Aus ihrem Atelier heraus organisierte sie ab 1998 Einzel-Ausstellungen sowie Ausstellungen in verschiedenen Unternehmen, auf Messen, zu gesellschaftspolitischen Anlässen und in größeren Praxen und Kanzleien sowie auf Mode- und Kulturveranstaltungen. Ab 2006 folgte die Ausrichtung ins Abstrakte. Sie malte und spachtelte nun vielfältig und losgelöst von vermeintlichen Konventionen, vom Gegenständlichen und der Perspektive und erzeugt u. a. spannungsgeladene Kompositionen entsprechend ihrem künstlerischen Temperament mit Farbkontrasten und Strukturen.
Zitat: „In meiner Malerei drücke ich aus was ich fühle, denn es ist Ausdrucksform persönlicher Eindrücke und Erfahrung und natürlich intensiver objektiver Wahrnehmung der Dinge. Ein Wechselspiel von Agieren und Reagieren mit offenem Ende.“
Sie spiegelt Zeitqualitäten und Energien, Emotionen und Explosionen. Die tragende Komponente ist oftmals der Prozess von Beginn und Verwerfungen, in der die Bildidee und Motivation immer spürbar bleibt.

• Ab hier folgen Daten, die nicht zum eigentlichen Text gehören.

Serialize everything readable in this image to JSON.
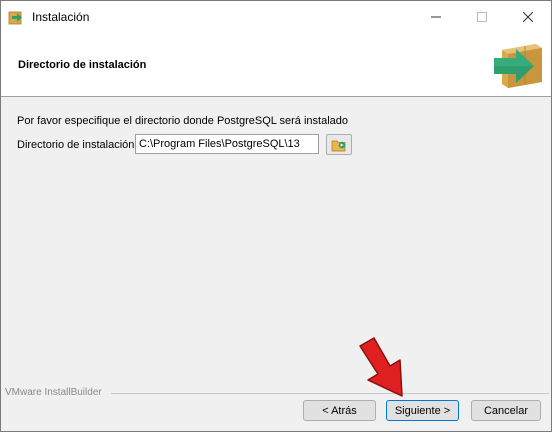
{
  "window": {
    "title": "Instalación",
    "icon": "installer-app-icon",
    "controls": [
      "minimize-icon",
      "maximize-icon",
      "close-icon"
    ]
  },
  "header": {
    "title": "Directorio de instalación",
    "logo": "install-arrow-box-icon"
  },
  "body": {
    "instruction": "Por favor especifique el directorio donde PostgreSQL será instalado",
    "directory_label": "Directorio de instalación",
    "directory_value": "C:\\Program Files\\PostgreSQL\\13",
    "browse_icon": "folder-browse-icon"
  },
  "footer": {
    "brand": "VMware InstallBuilder",
    "back_label": "< Atrás",
    "next_label": "Siguiente >",
    "cancel_label": "Cancelar"
  },
  "overlay": {
    "arrow": "red-pointer-arrow-icon"
  },
  "colors": {
    "accent": "#0078d7",
    "logo_green": "#2e9e6e",
    "logo_box": "#d9a94a",
    "arrow_red": "#e02020"
  }
}
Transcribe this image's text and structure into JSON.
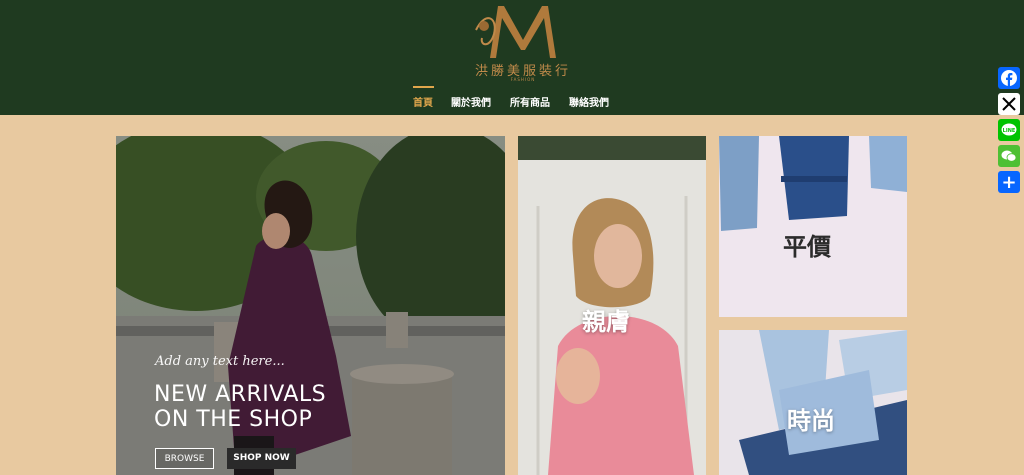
{
  "header": {
    "brand_name": "洪勝美服裝行",
    "brand_sub": "FASHION",
    "logo_letter": "M"
  },
  "nav": {
    "items": [
      {
        "label": "首頁",
        "active": true
      },
      {
        "label": "關於我們",
        "active": false
      },
      {
        "label": "所有商品",
        "active": false
      },
      {
        "label": "聯絡我們",
        "active": false
      }
    ]
  },
  "share": {
    "facebook": "facebook-icon",
    "x": "x-icon",
    "line": "line-icon",
    "wechat": "wechat-icon",
    "more": "plus-icon",
    "colors": {
      "facebook": "#0866ff",
      "x": "#000000",
      "line": "#00c300",
      "wechat": "#4ec034",
      "more": "#0866ff"
    }
  },
  "hero": {
    "tagline": "Add any text here...",
    "title_line1": "NEW ARRIVALS",
    "title_line2": "ON THE SHOP",
    "browse_label": "BROWSE",
    "shop_label": "SHOP NOW"
  },
  "tiles": {
    "middle_label": "親膚",
    "right_top_label": "平價",
    "right_bottom_label": "時尚"
  },
  "colors": {
    "header_bg": "#1f3a20",
    "page_bg": "#e8c9a0",
    "accent": "#e0a64c"
  }
}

Seit 2006 entwickelte sie ihr ART-DOMINO Konzept, malte anfangs mit Acrylfarben die klassischen meist grafischen Motive auf Leinwand. Die Idee zu ART-DOMINO entsprang dem Wunsch etwas zu erschaffen, was klein anfangen kann, um groß zu enden, was sich entwickelt, expandiert, sich verändert, wobei der Betrachter, wenn er möchte, sogar noch Einfluß auf die Gesamtkomposition an der Wand nehmen kann. Ihr erster Gedanke war, ein Kunstwerk mit spielerischer Leichtigkeit zu kreieren. Wie ein Spiel an der Wand. Daraus resultiertend entstand der Name ART-DOMINO für dieses Projekt. 2009 erweiterte sie um die stilisierten Berlin Motive und entschied sich für eine anspruchsvolle Druckversion. Alle Bilder sind Unikate. ART-DOMINO wird sich dadurch weiterentwickeln, dass die Künstlerin in ständigem persönlichem „Gespräch“ mit der eigenen Stadt ist.

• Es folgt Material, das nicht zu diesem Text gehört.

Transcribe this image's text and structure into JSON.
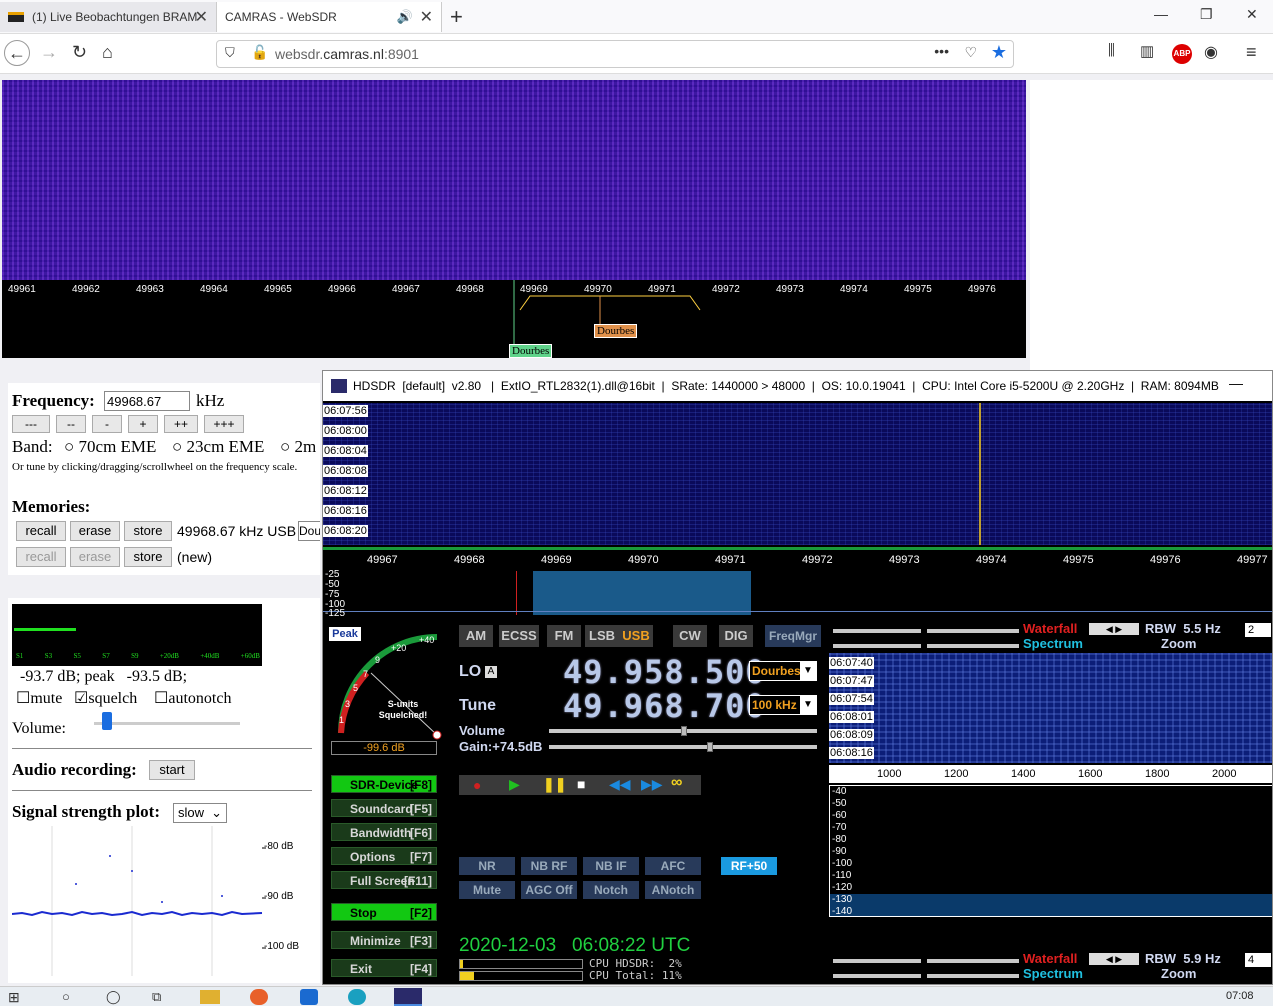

In Vorbereitung sind zudem Kombinationen mit anderen Metropolen, wie z. B. Paris, London und New York und ART-DOMINO Umsetzungen aus dem I-Ging.

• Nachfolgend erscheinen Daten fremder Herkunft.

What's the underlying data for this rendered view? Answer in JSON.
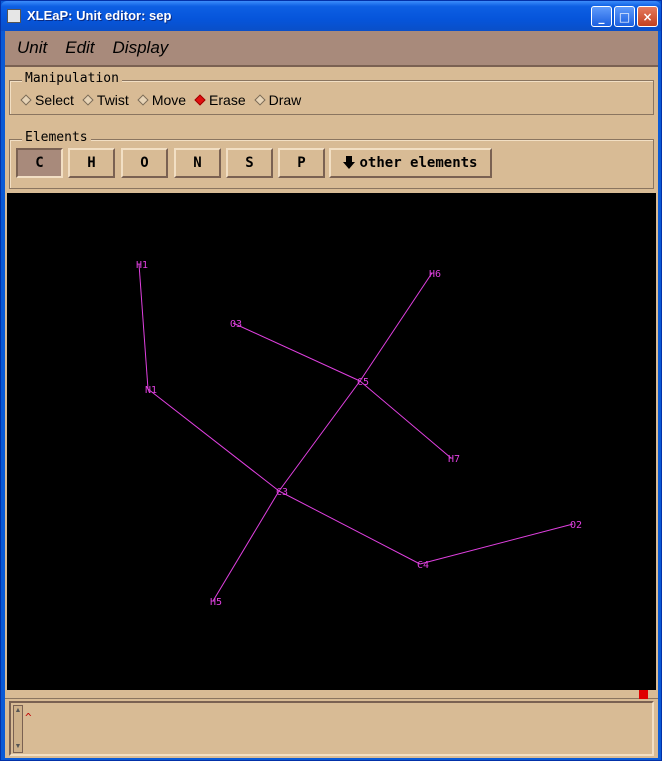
{
  "window": {
    "title": "XLEaP: Unit editor: sep",
    "controls": {
      "minimize": "_",
      "maximize": "□",
      "close": "×"
    }
  },
  "menu": [
    "Unit",
    "Edit",
    "Display"
  ],
  "manipulation": {
    "label": "Manipulation",
    "options": [
      "Select",
      "Twist",
      "Move",
      "Erase",
      "Draw"
    ],
    "selected": "Erase"
  },
  "elements": {
    "label": "Elements",
    "buttons": [
      "C",
      "H",
      "O",
      "N",
      "S",
      "P"
    ],
    "pressed": "C",
    "other_label": "other elements"
  },
  "molecule": {
    "color": "#e040e0",
    "atoms": [
      {
        "id": "H1",
        "label": "H1"
      },
      {
        "id": "N1",
        "label": "N1"
      },
      {
        "id": "C3",
        "label": "C3"
      },
      {
        "id": "C4",
        "label": "C4"
      },
      {
        "id": "O2",
        "label": "O2"
      },
      {
        "id": "H5",
        "label": "H5"
      },
      {
        "id": "C5",
        "label": "C5"
      },
      {
        "id": "H6",
        "label": "H6"
      },
      {
        "id": "O3",
        "label": "O3"
      },
      {
        "id": "H7",
        "label": "H7"
      }
    ],
    "bonds": [
      [
        "H1",
        "N1"
      ],
      [
        "N1",
        "C3"
      ],
      [
        "C3",
        "C4"
      ],
      [
        "C4",
        "O2"
      ],
      [
        "C3",
        "H5"
      ],
      [
        "C3",
        "C5"
      ],
      [
        "C5",
        "H6"
      ],
      [
        "O3",
        "C5"
      ],
      [
        "C5",
        "H7"
      ]
    ]
  },
  "console": {
    "prompt": "^"
  }
}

Es ist die Sehnsucht nach dem Eigenen, die sie antreibt und der Wille zur Weiterentwicklung ihrer individuellen Ausdrucksfähigkeit. Sie legt ihre Kreativität frei und bemüht sich um das Unverwechselbare der eigenen Kreativität. Die Neugier, Freude, Spontanität und Begeisterung an der Kunst sind ihr Antrieb. Sie hat den festen Wunsch etwas zu hinterlassen.